What is one thing people don't know about you that you wish they did? I am absolutely not a beer snob and hate beer pretension -- beer is supposed to be a populist, democratic drink.
What daily ritual is non-negotiable for you? Reading and coffee with my sweetie!
If you could have any superpower, what would it be? The power to destroy systemic oppression.
What is the most positive trend in food, beer, wine or cocktails that you've noticed in St. Louis over the past year? I love the movement towards special-release beers and craft-beer in cans in St. Louis.
Who is your St. Louis food or drink crush? That one lady from Southwest Diner.
Who's the one person to watch right now in the St. Louis food and beverage scene? I'm excited to see what Nick DiGiovanni does with the bar program at Público. And Joel Burton over at Taste is always doing neat stuff. Someone else to watch is Troika Brodsky, who's the executive director of the St. Louis Brewers Guild. He's got some really awesome plans for ensuring everyone in the country knows that St. Louis is a top-tier beer city.
Which ingredient is most representative of your personality? Water. Water hates being bored. It's always flowing, always finding ways through or around barriers. Water is probably the most creative ingredient in the brewing process, in that it combines with virtually anything to create something new, given the appropriate conditions.
If someone asked you to describe the current state of St. Louis' food and beverage climate, what would you say? St. Louis' food and beverage climate is...changing! Haw haw haw. Seriously, there's some awesome DIY sort of stuff happening in the food and drink climate, where people are just attempting crazy ideas on small budgets and seeing what sticks. It's super cool!
Name an ingredient never allowed in your brewery. Elitism.
What is your after-work hangout? If I'm on the production side and out by 5 or 6 p.m., I typically go home and cook dinner and read. If I'm bartending, I usually end up at Master Pieza (if I made a lot of tips) or Whiskey Ring (if I didn't).

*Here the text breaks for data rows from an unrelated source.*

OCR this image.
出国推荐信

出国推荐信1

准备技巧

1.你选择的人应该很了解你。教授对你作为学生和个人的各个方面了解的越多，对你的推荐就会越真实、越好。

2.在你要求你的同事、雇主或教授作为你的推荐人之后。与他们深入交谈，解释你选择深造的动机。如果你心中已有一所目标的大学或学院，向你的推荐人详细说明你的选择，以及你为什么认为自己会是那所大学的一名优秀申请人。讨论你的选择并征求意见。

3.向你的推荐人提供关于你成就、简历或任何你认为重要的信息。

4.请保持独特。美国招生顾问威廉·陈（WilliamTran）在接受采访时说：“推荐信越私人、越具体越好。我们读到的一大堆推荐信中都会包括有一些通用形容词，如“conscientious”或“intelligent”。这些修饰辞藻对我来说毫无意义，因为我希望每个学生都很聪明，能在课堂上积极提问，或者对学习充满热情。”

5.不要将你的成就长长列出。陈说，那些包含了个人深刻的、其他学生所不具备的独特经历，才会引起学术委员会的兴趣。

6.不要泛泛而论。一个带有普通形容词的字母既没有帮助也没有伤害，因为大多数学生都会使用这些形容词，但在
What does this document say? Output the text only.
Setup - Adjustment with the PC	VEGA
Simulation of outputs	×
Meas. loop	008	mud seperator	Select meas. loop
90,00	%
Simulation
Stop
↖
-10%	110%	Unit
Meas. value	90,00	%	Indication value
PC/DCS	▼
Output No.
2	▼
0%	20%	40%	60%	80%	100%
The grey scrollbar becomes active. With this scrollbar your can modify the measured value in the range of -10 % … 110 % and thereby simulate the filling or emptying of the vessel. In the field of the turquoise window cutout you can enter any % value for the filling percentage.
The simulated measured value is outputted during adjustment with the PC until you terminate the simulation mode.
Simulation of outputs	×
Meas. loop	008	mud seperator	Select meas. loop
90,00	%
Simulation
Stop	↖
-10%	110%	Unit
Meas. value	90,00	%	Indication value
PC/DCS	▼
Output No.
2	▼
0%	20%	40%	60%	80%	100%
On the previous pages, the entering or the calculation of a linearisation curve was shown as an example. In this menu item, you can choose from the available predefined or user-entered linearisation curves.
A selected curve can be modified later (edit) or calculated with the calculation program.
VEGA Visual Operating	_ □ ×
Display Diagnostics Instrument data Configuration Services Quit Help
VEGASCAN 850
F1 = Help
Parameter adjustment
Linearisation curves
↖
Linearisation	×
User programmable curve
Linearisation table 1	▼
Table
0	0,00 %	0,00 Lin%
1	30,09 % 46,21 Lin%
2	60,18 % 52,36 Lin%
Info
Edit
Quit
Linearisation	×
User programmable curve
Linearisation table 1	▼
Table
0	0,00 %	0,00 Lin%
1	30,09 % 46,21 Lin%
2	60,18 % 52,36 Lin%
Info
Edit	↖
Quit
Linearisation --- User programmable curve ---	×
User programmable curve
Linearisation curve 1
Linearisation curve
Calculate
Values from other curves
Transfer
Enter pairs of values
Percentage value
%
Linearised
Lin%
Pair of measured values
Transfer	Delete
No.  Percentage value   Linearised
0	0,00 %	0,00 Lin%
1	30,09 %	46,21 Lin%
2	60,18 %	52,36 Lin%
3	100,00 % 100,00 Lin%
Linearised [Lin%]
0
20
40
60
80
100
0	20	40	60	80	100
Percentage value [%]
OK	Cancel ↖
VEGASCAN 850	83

What's your edible or quaffable guilty pleasure? I would say Stag, but I am not in the least bit ashamed to enjoy some golden quality (since 1851). I'll have to go with Toaster Strudels. If I'm feeling depressed or stressed out I'll eat an entire box in a single serving.
What would be your last meal on earth? What with the runaway global warming, it's likely my last meal will be dirt and burning garbage mixed with my own tears. But under happier circumstances I'd have to go with a pork chop (though a pork steak would do) and some Brussels sprouts braised in heavy whipping cream. And a couple of beers.